I’m starting to get this question more and more from do-it-yourself types hoping to save money. If computers can beat a world chess champion, they argue, why can’t they perform as good as or better than my local tax advisor?
We’ll explore this issue in more detail below, but the short answer is no, artificial intelligence is not at the point where it can analyze tax issues and reliably produce accurate responses.
Equally important, the IRS is not at the point where it will waive penalties if you relied on a chatbot.
For those of you who haven’t heard, ChatGPT is a chatbot that is getting a tremendous amount of press lately. It stands for Chat Generative Pre-Trained Transformer and for our purposes it is a generative artificial intelligence search engine that provides responses in a conversational tone reminiscent of humans. I’m sure knowledgeable techies would take issue with my simple definition, but I’m writing this article for you, not them, so let’s move on. ChatGPT allows users to ask questions and the responses it generates are conversational and seem as if they were written by a human – a very smart human that has instant recall of everything on the internet.

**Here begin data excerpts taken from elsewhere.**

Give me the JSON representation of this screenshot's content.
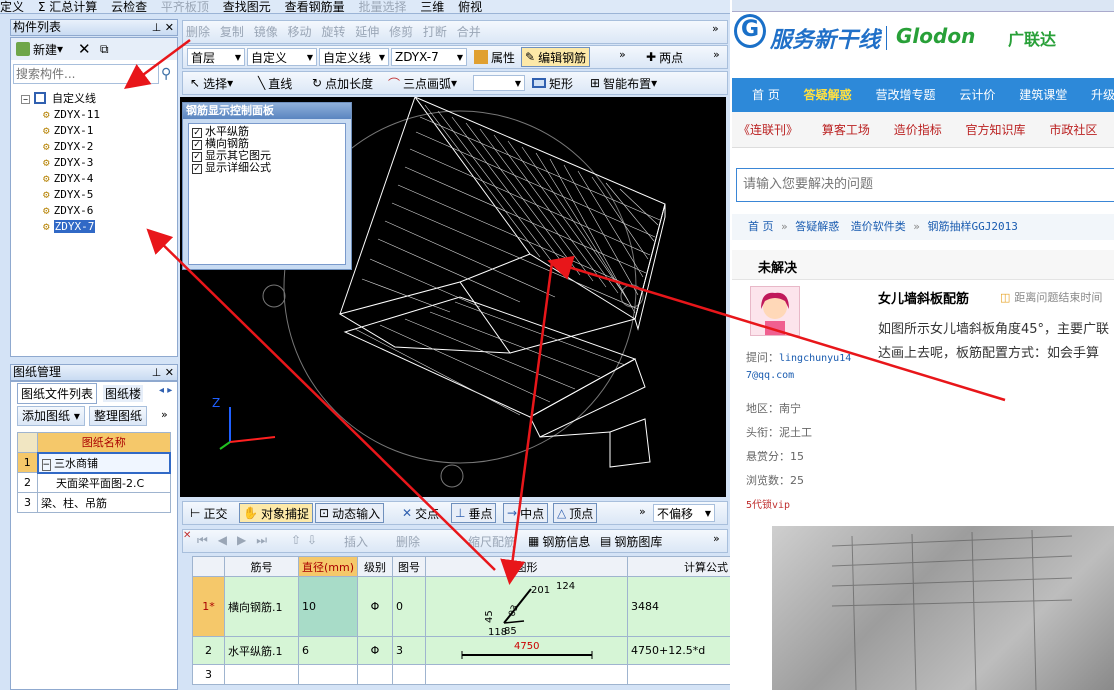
{
  "top_menu": [
    "定义",
    "Σ 汇总计算",
    "云检查",
    "平齐板顶",
    "查找图元",
    "查看钢筋量",
    "批量选择",
    "三维",
    "俯视"
  ],
  "component_list": {
    "title": "构件列表",
    "new_label": "新建",
    "search_placeholder": "搜索构件...",
    "root": "自定义线",
    "items": [
      "ZDYX-11",
      "ZDYX-1",
      "ZDYX-2",
      "ZDYX-3",
      "ZDYX-4",
      "ZDYX-5",
      "ZDYX-6",
      "ZDYX-7"
    ]
  },
  "drawing_mgmt": {
    "title": "图纸管理",
    "tab1": "图纸文件列表",
    "tab2": "图纸楼",
    "add_btn": "添加图纸",
    "organize_btn": "整理图纸",
    "col_header": "图纸名称",
    "rows": [
      {
        "no": "1",
        "name": "三水商铺"
      },
      {
        "no": "2",
        "name": "天面梁平面图-2.C"
      },
      {
        "no": "3",
        "name": "梁、柱、吊筋"
      }
    ]
  },
  "edit_toolbar": [
    "删除",
    "复制",
    "镜像",
    "移动",
    "旋转",
    "延伸",
    "修剪",
    "打断",
    "合并"
  ],
  "layer_toolbar": {
    "floor": "首层",
    "category": "自定义",
    "type": "自定义线",
    "name": "ZDYX-7",
    "properties": "属性",
    "edit_rebar": "编辑钢筋",
    "two_points": "两点"
  },
  "draw_toolbar": {
    "select": "选择",
    "line": "直线",
    "point_length": "点加长度",
    "arc": "三点画弧",
    "rect": "矩形",
    "smart": "智能布置"
  },
  "rebar_panel": {
    "title": "钢筋显示控制面板",
    "options": [
      "水平纵筋",
      "横向钢筋",
      "显示其它图元",
      "显示详细公式"
    ]
  },
  "snap_toolbar": {
    "ortho": "正交",
    "snap": "对象捕捉",
    "dynamic": "动态输入",
    "intersect": "交点",
    "perp": "垂点",
    "mid": "中点",
    "vertex": "顶点",
    "offset": "不偏移"
  },
  "rebar_toolbar": [
    "插入",
    "删除",
    "缩尺配筋",
    "钢筋信息",
    "钢筋图库"
  ],
  "rebar_table": {
    "headers": [
      "筋号",
      "直径(mm)",
      "级别",
      "图号",
      "图形",
      "计算公式"
    ],
    "rows": [
      {
        "idx": "1*",
        "name": "横向钢筋.1",
        "dia": "10",
        "grade": "Φ",
        "fig": "0",
        "formula": "3484"
      },
      {
        "idx": "2",
        "name": "水平纵筋.1",
        "dia": "6",
        "grade": "Φ",
        "fig": "3",
        "formula": "4750+12.5*d"
      },
      {
        "idx": "3",
        "name": "",
        "dia": "",
        "grade": "",
        "fig": "",
        "formula": ""
      }
    ],
    "shape1_labels": [
      "201",
      "124",
      "45",
      "118",
      "85",
      "03"
    ],
    "shape2_label": "4750"
  },
  "web": {
    "logo_cn": "服务新干线",
    "logo_en": "Glodon",
    "logo_brand": "广联达",
    "nav1": [
      "首 页",
      "答疑解惑",
      "营改增专题",
      "云计价",
      "建筑课堂",
      "升级下载"
    ],
    "nav2": [
      "《连联刊》",
      "算客工场",
      "造价指标",
      "官方知识库",
      "市政社区",
      "建"
    ],
    "search_placeholder": "请输入您要解决的问题",
    "breadcrumb": [
      "首 页",
      "答疑解惑",
      "造价软件类",
      "钢筋抽样GGJ2013"
    ],
    "status": "未解决",
    "question_title": "女儿墙斜板配筋",
    "question_time": "距离问题结束时间",
    "question_body": "如图所示女儿墙斜板角度45°，主要广联达画上去呢，板筋配置方式：如会手算",
    "asker_label": "提问：",
    "asker": "lingchunyu14 7@qq.com",
    "region": "地区：南宁",
    "rank": "头衔：泥土工",
    "reward": "悬赏分：15",
    "views": "浏览数：25",
    "vip": "5代锁vip"
  },
  "colors": {
    "arrow": "#e8161a",
    "nav_blue": "#2d89d9",
    "grid_green": "#d6f5d6"
  }
}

The company behind ChatGPT is OpenAI, and Microsoft is its biggest investor. Other companies have developed their own generative AI engines, but ChatGPT is getting the lion’s share of press these days. Some commentators believe ChatGPT is special only because it’s public, and that other generative AI search engines are just as good if not better. Microsoft added generative AI to Bing, Meta has Blenderbot, and Google has Bard. Not surprisingly, there is even a website dedicated to maintaining the largest AI tools directory.

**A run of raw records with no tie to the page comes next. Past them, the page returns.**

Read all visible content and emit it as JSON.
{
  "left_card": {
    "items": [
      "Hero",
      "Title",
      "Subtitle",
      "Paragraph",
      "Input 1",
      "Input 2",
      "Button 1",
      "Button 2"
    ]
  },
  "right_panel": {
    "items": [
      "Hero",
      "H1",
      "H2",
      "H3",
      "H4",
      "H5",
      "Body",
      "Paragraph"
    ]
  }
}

I spent some time testing ChatGPT in a very unscientific way. I posed a variety of easy and hard tax questions to it. The responses were quite surprising, but not for their accuracy. The responses were well-written, and the language was so natural that it was hard to believe they were not written by a person.

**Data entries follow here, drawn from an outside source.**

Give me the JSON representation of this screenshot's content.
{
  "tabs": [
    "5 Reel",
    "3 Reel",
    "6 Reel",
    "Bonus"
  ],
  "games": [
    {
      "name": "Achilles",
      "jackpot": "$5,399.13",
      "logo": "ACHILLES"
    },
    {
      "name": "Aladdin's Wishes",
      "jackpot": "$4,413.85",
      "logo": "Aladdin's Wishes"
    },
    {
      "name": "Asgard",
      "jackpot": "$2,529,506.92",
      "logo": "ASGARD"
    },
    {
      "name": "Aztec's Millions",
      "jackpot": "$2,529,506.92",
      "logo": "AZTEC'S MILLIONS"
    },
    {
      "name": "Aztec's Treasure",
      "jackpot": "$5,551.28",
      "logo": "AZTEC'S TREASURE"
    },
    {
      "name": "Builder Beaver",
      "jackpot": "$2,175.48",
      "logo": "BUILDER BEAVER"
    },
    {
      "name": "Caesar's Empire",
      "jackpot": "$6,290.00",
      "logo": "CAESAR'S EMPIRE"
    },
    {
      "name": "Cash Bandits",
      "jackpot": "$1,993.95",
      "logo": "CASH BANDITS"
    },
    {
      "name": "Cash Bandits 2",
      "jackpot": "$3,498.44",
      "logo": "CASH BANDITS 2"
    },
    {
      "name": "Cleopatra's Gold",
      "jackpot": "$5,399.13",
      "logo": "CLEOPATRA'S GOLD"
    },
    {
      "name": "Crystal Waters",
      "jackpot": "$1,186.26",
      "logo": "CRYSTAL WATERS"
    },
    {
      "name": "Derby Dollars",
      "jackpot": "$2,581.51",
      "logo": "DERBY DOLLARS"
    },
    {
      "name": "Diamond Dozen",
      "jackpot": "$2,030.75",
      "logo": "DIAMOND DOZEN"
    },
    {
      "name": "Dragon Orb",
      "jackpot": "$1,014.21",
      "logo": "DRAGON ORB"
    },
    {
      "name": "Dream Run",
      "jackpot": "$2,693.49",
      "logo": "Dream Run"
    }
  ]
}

The responses had a consistent and logical organization to them but were short on analysis. After reading a few responses, it became apparent the engine simply pieced together relevant sentences from various parts of the internet. The obvious things missing in ChatGPT’s responses were the analysis of facts and the application of relevant tax principles to the questions presented.
I did notice that the quality of the responses was based on the specificity of the questions, and there is an art to posing questions that elicit the most accurate responses. Some call this “prompt engineering” – the art of knowing how to talk to an AI tool, and it is probably something we will all get better at over time. And when dealing with intricate and complex subject matters like tax, users need to have some baseline familiarity with the subject matter of their queries in order to know if they are even asking the right questions.
The engine answered one of the hardest questions correctly, but no reasoning was provided and it’s hard to rely on a black box that essentially just says yes or no. More than half of the responses were incorrect or contained irrelevant information. For now, at least, I can only recommend ChatGPT and other AI-powered tools as secondary or even tertiary tax research tools, but they are definitely not ready to replace even a modestly trained tax advisor.
There are tax-specific AI-powered search engines out there, and I can say firsthand that at least one of them works pretty well. But even the tax-specific search engines are best used as research tools to find the most relevant authorities that you can analyze on your own. At least for now, unfortunately, AI cannot replace human tax analysis, but who knows how long humans can continue to outpace computers.